Galvez foi retirado do Acre, levado para Manaus, passou por Belém e acabou deportado para a Espanha.
Luta continuou até o Acre se tornar brasileiro
O desaparecimento da república acreana não encerrou a disputa pelo território.
Segundo Marcos Vinícius, os anos seguintes foram marcados por novos conflitos e negociações. Em 1900 ocorreu a chamada Expedição dos Poetas. Em 1901, o Congresso boliviano aprovou o acordo do Bolívia Syndicate, que previa o arrendamento do Acre a uma companhia estrangeira.
A medida aumentou ainda mais a tensão na região e preparou o terreno para a fase mais intensa do conflito.
“Depois veio o início da fase mais sangrenta e acirrada da Guerra do Acre, conhecida como Revolução Acreana, comandada por Plácido Castro em 1902 e 1903”, relata o historiador.

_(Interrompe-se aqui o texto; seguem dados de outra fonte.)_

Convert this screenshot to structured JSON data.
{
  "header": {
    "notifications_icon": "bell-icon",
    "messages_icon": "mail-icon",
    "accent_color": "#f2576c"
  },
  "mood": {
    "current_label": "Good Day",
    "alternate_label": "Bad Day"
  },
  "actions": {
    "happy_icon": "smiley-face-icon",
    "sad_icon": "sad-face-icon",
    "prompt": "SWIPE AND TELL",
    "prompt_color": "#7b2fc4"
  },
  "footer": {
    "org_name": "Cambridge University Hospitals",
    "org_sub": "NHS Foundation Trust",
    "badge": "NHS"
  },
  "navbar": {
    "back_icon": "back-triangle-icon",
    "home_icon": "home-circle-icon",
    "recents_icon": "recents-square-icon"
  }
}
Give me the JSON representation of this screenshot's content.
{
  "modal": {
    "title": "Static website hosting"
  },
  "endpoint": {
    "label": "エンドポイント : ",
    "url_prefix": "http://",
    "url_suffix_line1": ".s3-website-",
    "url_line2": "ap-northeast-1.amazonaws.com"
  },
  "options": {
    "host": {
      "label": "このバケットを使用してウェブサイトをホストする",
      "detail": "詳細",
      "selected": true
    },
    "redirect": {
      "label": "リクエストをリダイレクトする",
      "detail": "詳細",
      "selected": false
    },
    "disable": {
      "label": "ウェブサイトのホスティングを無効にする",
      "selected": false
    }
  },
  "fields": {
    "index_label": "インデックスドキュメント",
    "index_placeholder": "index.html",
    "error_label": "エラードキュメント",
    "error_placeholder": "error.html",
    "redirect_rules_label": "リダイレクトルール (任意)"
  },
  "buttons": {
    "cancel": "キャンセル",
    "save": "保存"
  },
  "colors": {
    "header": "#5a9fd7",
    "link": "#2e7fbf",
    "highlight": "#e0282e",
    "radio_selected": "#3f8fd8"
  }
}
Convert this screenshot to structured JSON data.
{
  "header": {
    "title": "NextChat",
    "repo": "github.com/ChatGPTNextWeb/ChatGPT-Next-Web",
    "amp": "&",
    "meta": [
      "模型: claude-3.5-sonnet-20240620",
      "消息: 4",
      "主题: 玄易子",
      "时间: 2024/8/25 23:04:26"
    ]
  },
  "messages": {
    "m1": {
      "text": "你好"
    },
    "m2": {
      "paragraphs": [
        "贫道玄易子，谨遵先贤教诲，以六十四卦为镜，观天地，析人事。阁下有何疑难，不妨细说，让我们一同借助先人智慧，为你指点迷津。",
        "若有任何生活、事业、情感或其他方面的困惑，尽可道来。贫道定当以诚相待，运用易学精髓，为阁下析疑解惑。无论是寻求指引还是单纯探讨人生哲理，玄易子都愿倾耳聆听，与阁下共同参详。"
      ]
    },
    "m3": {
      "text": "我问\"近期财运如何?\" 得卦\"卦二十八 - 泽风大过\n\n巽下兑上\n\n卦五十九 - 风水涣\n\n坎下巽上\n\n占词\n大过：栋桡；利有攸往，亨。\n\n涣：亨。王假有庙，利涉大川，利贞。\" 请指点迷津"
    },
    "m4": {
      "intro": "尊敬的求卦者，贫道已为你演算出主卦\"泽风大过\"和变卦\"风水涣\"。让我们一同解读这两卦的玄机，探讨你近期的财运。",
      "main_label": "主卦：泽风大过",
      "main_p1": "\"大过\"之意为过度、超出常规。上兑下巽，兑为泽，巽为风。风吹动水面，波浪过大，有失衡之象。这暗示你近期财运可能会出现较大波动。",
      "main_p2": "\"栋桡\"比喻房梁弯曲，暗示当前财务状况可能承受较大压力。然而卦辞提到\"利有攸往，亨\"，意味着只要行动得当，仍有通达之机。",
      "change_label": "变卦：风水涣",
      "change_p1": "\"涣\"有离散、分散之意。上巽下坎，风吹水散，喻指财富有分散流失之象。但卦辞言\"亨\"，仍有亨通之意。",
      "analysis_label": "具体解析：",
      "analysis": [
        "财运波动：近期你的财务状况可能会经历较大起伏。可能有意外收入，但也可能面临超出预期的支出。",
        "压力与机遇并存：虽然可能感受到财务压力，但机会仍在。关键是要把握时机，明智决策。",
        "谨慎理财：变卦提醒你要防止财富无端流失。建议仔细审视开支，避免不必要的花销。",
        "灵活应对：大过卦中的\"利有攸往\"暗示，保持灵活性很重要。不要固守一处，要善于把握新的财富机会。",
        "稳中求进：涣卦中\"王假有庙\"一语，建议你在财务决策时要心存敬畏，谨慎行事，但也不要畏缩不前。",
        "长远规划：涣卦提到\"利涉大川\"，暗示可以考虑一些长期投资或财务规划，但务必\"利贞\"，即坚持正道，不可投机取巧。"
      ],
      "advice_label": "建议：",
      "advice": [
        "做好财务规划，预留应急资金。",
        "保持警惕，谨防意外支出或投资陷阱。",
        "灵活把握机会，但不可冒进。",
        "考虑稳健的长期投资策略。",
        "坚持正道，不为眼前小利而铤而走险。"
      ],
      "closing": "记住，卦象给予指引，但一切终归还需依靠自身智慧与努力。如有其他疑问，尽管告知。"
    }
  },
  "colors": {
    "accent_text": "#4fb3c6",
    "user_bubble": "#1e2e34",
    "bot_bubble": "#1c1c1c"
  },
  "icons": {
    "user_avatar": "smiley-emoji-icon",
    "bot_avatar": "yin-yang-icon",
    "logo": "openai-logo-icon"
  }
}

Após quatro anos de disputas, batalhas e negociações diplomáticas, a questão acreana foi resolvida com a assinatura do Tratado de Petrópolis, em 17 de novembro de 1903.
“Toda essa luta culminou com a assinatura do Tratado de Petrópolis. Depois de quatro anos de luta, entre 1899 e 1903, o Acre conquistou o direito de se tornar brasileiro”, resume Marcos Vinícius.